Magnesium alloys have great potential for medical applications. However, their rapid degradation has limited their development. Hydrogen-free DLC coatings were deposited on WE43 using filtered cathodic vacuum arc (FCVA) technology. The influence of different negative bias voltages on the microstructure and mechanical and corrosion properties of the coatings was systematically analyzed. The research demonstrated that application of a negative bias voltage altered the surface morphology of hydrogen-free DLC coatings with amorphous structures. In addition, the coatings exhibited a decrease in hardness and elastic modulus until the negative bias voltage reached −75 V, indicating that the increase may be attributed to the rise in sp2 cluster size and the fall in sp3 content.

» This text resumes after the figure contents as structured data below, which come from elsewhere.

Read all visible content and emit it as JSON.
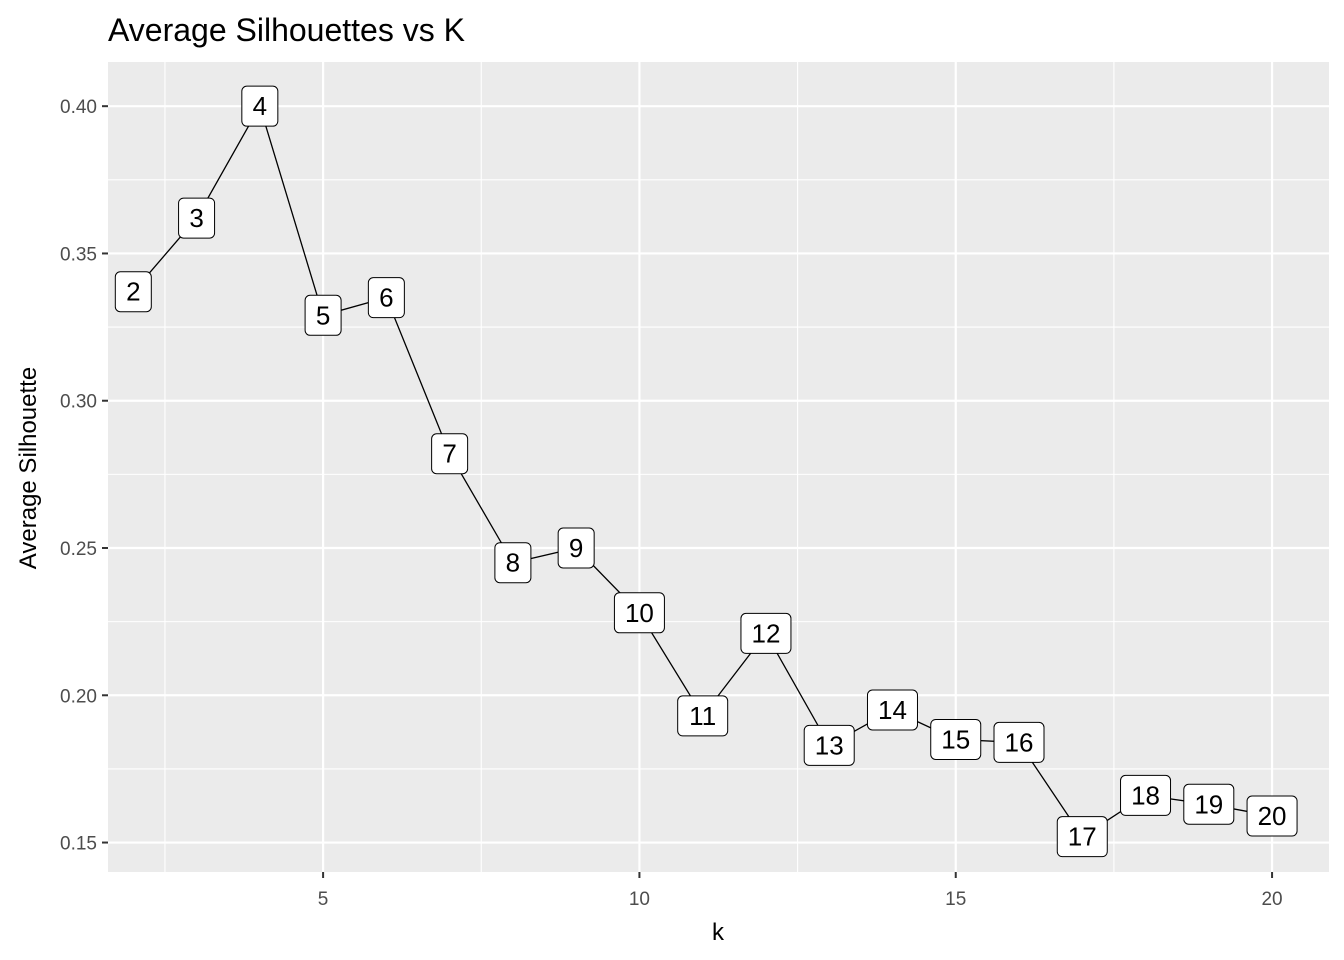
{
  "chart_data": {
    "type": "line",
    "title": "Average Silhouettes vs K",
    "xlabel": "k",
    "ylabel": "Average Silhouette",
    "xlim": [
      1.6,
      20.9
    ],
    "ylim": [
      0.14,
      0.415
    ],
    "x_ticks": [
      5,
      10,
      15,
      20
    ],
    "x_tick_labels": [
      "5",
      "10",
      "15",
      "20"
    ],
    "y_ticks": [
      0.15,
      0.2,
      0.25,
      0.3,
      0.35,
      0.4
    ],
    "y_tick_labels": [
      "0.15",
      "0.20",
      "0.25",
      "0.30",
      "0.35",
      "0.40"
    ],
    "grid": true,
    "legend": "none",
    "colors": {
      "panel": "#ebebeb",
      "grid": "#ffffff",
      "line": "#000000",
      "label_fill": "#ffffff"
    },
    "x": [
      2,
      3,
      4,
      5,
      6,
      7,
      8,
      9,
      10,
      11,
      12,
      13,
      14,
      15,
      16,
      17,
      18,
      19,
      20
    ],
    "values": [
      0.337,
      0.362,
      0.4,
      0.329,
      0.335,
      0.282,
      0.245,
      0.25,
      0.228,
      0.193,
      0.221,
      0.183,
      0.195,
      0.185,
      0.184,
      0.152,
      0.166,
      0.163,
      0.159
    ],
    "point_labels": [
      "2",
      "3",
      "4",
      "5",
      "6",
      "7",
      "8",
      "9",
      "10",
      "11",
      "12",
      "13",
      "14",
      "15",
      "16",
      "17",
      "18",
      "19",
      "20"
    ]
  }
}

Furthermore, electrochemical experiments demonstrated that the coated samples exhibited superior anti-corrosion properties. The coatings deposited at −75 V displayed the highest corrosion resistance, as evidenced by their minimal corrosion current (4.53 μA·cm−2), maximal film resistance (2576 Ω·cm2), and charge transfer resistance (3171 Ω·cm2). Hydrogen evolution experiments indicated that the hydrogen-free DLC coatings effectively reduced WE43 corrosion and hydrogen gas production.